The Night of the Hunter

de Charles Laughton

avec Robert Mitchum, Shelley Winters et Lilian Gish

Etats-Unis – 1955 – 1h33

Rating: ★★★★☆

Ben Harper, un homme désespéré de la Grande Dépression, commet un hold-up qui provoque la mort de deux hommes. Il est arrêté rapidement et se retrouve condamné à mort par pendaison. Cependant, il réussit à cacher son magot, dont seuls ses enfants, John et Pearl, savent l’emplacement exact. Son compagnon de cellule est le révérend Harry Powell, bien décidé à retrouver la trace de l’argent dès sa sortie…

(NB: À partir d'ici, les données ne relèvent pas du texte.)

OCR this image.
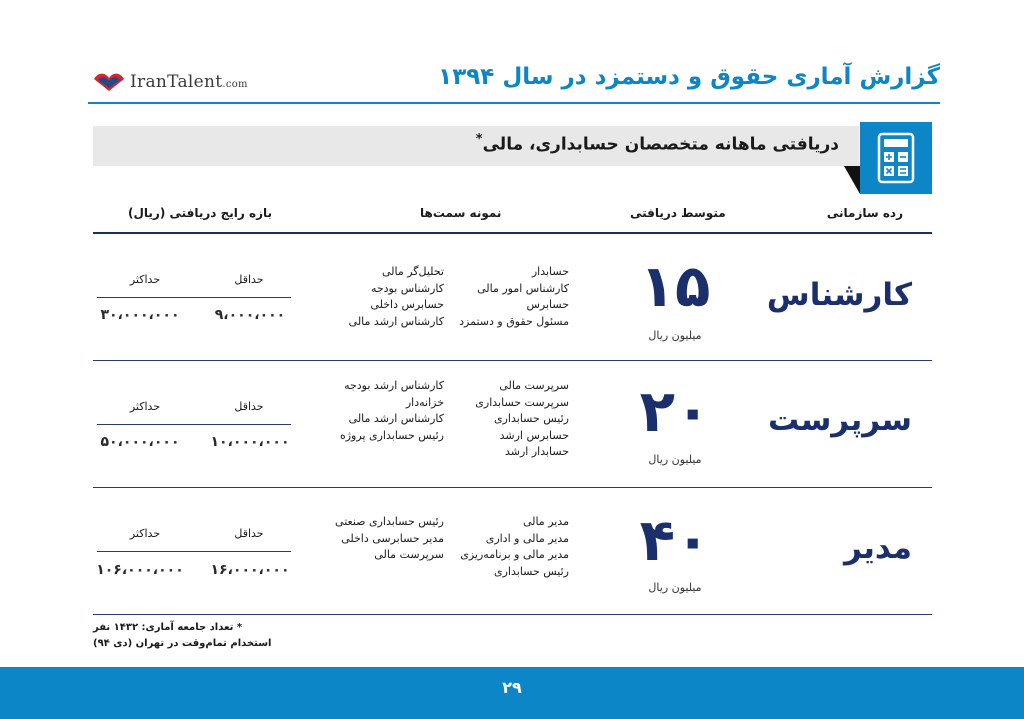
IranTalent.com	گزارش آماری حقوق و دستمزد در سال ۱۳۹۴
دریافتی ماهانه متخصصان حسابداری، مالی*
رده سازمانی
متوسط دریافتی
نمونه سمت‌ها
بازه رایج دریافتی (ریال)
کارشناس
۱۵
میلیون ریال
حسابدار
کارشناس امور مالی
حسابرس
مسئول حقوق و دستمزد
تحلیل‌گر مالی
کارشناس بودجه
حسابرس داخلی
کارشناس ارشد مالی
حداقل
حداکثر
۹،۰۰۰،۰۰۰
۳۰،۰۰۰،۰۰۰
سرپرست
۲۰
میلیون ریال
سرپرست مالی
سرپرست حسابداری
رئیس حسابداری
حسابرس ارشد
حسابدار ارشد
کارشناس ارشد بودجه
خزانه‌دار
کارشناس ارشد مالی
رئیس حسابداری پروژه
حداقل
حداکثر
۱۰،۰۰۰،۰۰۰
۵۰،۰۰۰،۰۰۰
مدیر
۴۰
میلیون ریال
مدیر مالی
مدیر مالی و اداری
مدیر مالی و برنامه‌ریزی
رئیس حسابداری
رئیس حسابداری صنعتی
مدیر حسابرسی داخلی
سرپرست مالی
حداقل
حداکثر
۱۶،۰۰۰،۰۰۰
۱۰۶،۰۰۰،۰۰۰
* تعداد جامعه آماری: ۱۴۳۲ نفر
استخدام تمام‌وقت در تهران (دی ۹۴)
۲۹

Unique film de l’acteur britannique Charles Laughton, ce long-métrage pose d’emblée un antagonisme entre le monde de l’enfance et le monde adulte. Certes, l’image la plus probante est la petite Pearl découpant les billets en personnages-silhouettes, avec en arrière-plan l’ombre du révérend, les motifs n’en demeurent pas moins plus complexes. Cela se remarque surtout par la notion de secret, celui de Ben Harper assuré par ses enfants. En effet, la notion de secret peut renvoyer à la fois au film noir, monde adulte et dur ; mais aussi au conte, imaginaire du fantastique et merveilleux (d’ailleurs la mise en scène joue beaucoup sur les gros plans d’animaux, comme si ils étaient bien plus gros qu’ils ne le sont). Ces deux mondes sont au final liés, John devient l’homme de la famille, tenant tête à Powell: il boit du café avec le vieux Birdie qui justifie sa consommation d’alcool matinale. De plus,  il protégera sa sœur durant leur voyage en barque (on peut se rappeler les aventures de Huckleberry Finn et de Tom Sawyer) tout en s’étonnant de la persévérance de son traqueur, à cheval comme un cow-boy tiré d’un western, vivant la nuit à en réveiller les enfants enfouis dans leur rêve (John s’interrogeant : « Lui arrive-t-il de dormir ? »). Mais par la suite le lien de ces deux mondes sera marqué par le personnage de Ruby, jeune adolescente, faisant le mur telle une gamine, mais voulant être une femme de caractère appréciée et chérie.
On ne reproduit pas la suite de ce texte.